Difesa: solidità e nuove gerarchie
In difesa le scelte sembrano quasi obbligate. Il tecnico cerca certezze per proteggere la porta azzurra. Il primo grande nodo riguarda il partner centrale di Alessandro Buongiorno. L’ex granata è ormai il leader indiscusso del reparto, capace di guidare i compagni con autorità.Al suo fianco, le quotazioni di Sam Beukema sono in netta ascesa. Il difensore olandese appare in vantaggio su Juan Jesus. La sua capacità di lettura e la rapidità nelle chiusure lo rendono il profilo ideale per contrastare la velocità degli attaccanti della Lazio. Sulla fascia sinistra non sembrano esserci dubbi: Mathías Olivera è confermato. L’uruguaiano garantisce quella spinta costante e quella fisicità necessarie per coprire l’intera corsia.
Il ballottaggio sulla destra
Il vero dilemma tattico riguarda la corsia opposta. Il duello tra Miguel Gutierrez e Matteo Politano è apertissimo. Lo spagnolo offre una maggiore propensione alla fase di spinta e una qualità tecnica superiore nel cross. Al momento, Miguel Gutierrez sembra essere leggermente avanti nelle gerarchie della vigilia.Tuttavia, l’esperienza e il sacrificio tattico di Matteo Politano restano opzioni preziose. La scelta finale dipenderà dalla brillantezza mostrata durante la rifinitura. In una partita che si preannuncia intensa, la condizione atletica farà la differenza. Chi avrà più “gamba” si prenderà la maglia da titolare.
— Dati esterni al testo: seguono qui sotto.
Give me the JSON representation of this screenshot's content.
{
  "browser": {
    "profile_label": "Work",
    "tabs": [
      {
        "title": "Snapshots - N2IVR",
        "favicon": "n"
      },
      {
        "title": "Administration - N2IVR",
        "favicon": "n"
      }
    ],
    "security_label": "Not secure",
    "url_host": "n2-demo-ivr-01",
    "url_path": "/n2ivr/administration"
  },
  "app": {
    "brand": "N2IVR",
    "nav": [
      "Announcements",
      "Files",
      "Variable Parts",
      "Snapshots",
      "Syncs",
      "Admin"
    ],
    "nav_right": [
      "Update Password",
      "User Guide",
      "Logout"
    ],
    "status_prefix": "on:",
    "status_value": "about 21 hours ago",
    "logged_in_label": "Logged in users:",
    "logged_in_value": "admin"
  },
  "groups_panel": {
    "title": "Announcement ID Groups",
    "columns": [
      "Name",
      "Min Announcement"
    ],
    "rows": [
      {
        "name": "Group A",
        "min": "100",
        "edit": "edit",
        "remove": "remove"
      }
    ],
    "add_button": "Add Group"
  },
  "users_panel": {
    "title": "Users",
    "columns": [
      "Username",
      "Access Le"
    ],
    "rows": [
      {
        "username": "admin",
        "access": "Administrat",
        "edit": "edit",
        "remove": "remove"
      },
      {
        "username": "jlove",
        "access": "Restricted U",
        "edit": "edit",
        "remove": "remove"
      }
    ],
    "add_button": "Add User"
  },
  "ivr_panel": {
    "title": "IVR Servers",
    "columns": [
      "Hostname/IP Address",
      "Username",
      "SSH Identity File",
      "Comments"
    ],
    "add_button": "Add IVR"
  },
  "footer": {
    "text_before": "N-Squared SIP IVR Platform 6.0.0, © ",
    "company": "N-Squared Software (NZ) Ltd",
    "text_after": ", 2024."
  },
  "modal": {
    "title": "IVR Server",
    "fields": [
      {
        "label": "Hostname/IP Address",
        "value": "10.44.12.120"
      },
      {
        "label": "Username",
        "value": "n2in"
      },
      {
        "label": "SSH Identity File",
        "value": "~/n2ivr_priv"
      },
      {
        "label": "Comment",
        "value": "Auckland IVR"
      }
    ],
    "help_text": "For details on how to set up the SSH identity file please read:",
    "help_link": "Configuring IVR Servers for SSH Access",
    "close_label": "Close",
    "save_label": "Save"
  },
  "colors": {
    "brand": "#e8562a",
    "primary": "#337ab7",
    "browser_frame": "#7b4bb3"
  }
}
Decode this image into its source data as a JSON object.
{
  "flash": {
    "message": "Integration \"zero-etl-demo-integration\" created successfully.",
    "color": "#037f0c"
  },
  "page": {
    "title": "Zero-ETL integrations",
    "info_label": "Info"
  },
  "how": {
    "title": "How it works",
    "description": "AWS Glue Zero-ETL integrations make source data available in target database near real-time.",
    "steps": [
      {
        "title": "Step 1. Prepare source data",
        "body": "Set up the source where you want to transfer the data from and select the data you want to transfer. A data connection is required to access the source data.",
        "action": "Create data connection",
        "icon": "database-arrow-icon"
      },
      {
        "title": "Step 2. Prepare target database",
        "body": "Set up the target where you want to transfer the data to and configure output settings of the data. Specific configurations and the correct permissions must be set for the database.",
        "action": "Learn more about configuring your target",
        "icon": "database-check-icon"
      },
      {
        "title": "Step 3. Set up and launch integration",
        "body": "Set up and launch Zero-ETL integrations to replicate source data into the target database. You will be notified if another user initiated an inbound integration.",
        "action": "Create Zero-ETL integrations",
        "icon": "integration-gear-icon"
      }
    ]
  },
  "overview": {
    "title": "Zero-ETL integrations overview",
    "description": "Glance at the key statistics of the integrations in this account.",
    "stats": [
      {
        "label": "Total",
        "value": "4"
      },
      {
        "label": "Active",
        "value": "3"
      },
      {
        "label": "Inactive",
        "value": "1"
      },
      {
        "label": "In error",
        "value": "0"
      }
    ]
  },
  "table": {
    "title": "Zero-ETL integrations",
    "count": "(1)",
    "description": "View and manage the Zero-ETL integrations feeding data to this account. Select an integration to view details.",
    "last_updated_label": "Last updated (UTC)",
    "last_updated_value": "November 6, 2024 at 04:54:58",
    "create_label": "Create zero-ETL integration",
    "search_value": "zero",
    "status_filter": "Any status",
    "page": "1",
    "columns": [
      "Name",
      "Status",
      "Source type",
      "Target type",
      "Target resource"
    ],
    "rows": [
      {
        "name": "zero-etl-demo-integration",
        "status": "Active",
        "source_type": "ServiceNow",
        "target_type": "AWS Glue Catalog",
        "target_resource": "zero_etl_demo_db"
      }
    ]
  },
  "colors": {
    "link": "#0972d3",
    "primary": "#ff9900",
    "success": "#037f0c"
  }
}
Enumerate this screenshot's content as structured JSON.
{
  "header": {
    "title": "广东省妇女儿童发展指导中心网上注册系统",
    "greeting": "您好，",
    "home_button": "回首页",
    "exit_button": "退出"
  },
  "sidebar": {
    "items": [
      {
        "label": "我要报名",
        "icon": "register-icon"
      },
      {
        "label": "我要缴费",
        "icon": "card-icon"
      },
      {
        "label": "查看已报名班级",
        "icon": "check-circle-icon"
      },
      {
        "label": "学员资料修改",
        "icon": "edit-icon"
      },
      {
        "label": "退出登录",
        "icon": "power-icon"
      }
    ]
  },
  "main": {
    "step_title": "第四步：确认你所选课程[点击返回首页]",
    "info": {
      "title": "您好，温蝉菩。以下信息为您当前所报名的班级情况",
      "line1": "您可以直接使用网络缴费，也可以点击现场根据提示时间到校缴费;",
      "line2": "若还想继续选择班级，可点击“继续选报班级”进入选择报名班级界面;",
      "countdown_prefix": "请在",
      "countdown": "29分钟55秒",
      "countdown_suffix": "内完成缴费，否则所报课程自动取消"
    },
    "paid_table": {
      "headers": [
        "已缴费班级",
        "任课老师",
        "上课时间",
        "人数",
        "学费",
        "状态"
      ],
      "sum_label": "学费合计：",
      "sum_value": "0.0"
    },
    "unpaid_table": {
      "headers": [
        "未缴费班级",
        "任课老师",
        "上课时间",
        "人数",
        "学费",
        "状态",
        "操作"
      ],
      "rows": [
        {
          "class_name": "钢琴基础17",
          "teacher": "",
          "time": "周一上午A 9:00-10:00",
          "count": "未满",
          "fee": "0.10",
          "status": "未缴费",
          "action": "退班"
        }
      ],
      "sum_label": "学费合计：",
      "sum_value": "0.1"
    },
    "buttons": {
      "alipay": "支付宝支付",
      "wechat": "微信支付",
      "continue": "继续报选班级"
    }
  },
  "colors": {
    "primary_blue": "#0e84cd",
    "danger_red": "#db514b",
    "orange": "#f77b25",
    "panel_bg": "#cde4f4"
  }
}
Centrocampo e attacco: il fattore McTominay
Le novità più sostanziali potrebbero riguardare il cuore della manovra. Stanislav Lobotka resta il perno insostituibile, il metronomo che detta i tempi del gioco. La sorpresa potrebbe però arrivare dal suo compagno di reparto. Scott McTominay si candida prepotentemente per un posto dal primo minuto.Lo scozzese è pronto a far rifiatare un André-Frank Zambo Anguissa apparso affaticato nelle ultime uscite. Con l’inserimento dell’ex Manchester United, il Napoli guadagnerebbe fisicità e inserimenti in zona gol. Questo cambio di assetto aprirebbe la strada a una trequarti più dinamica. In quella zona del campo è pronto ad agire Alisson Santos. Il brasiliano ha le qualità per saltare l’uomo e creare superiorità numerica, agendo tra le linee per innescare le punte.
Spinta “Maradona” e presenza presidenziale
L’atmosfera a Fuorigrotta è quella delle grandi occasioni. Lo stadio si avvia verso il tutto esaurito, pronto a trasformarsi in una bolgia. Il supporto del pubblico sarà fondamentale per spingere la squadra nei momenti di difficoltà.A dare ulteriore carica all’ambiente ci sarà anche Aurelio De Laurentiis. Il patron è rientrato appositamente da Los Angeles per stare vicino al gruppo in un passaggio chiave della stagione. La sua presenza in tribuna sottolinea l’importanza della posta in palio. Il Napoli ha il piano pronto: pochi ritocchi, molta sostanza e la voglia di riprendersi la scena contro una diretta concorrente per l’alta classifica. Tutto è pronto per il fischio d’inizio.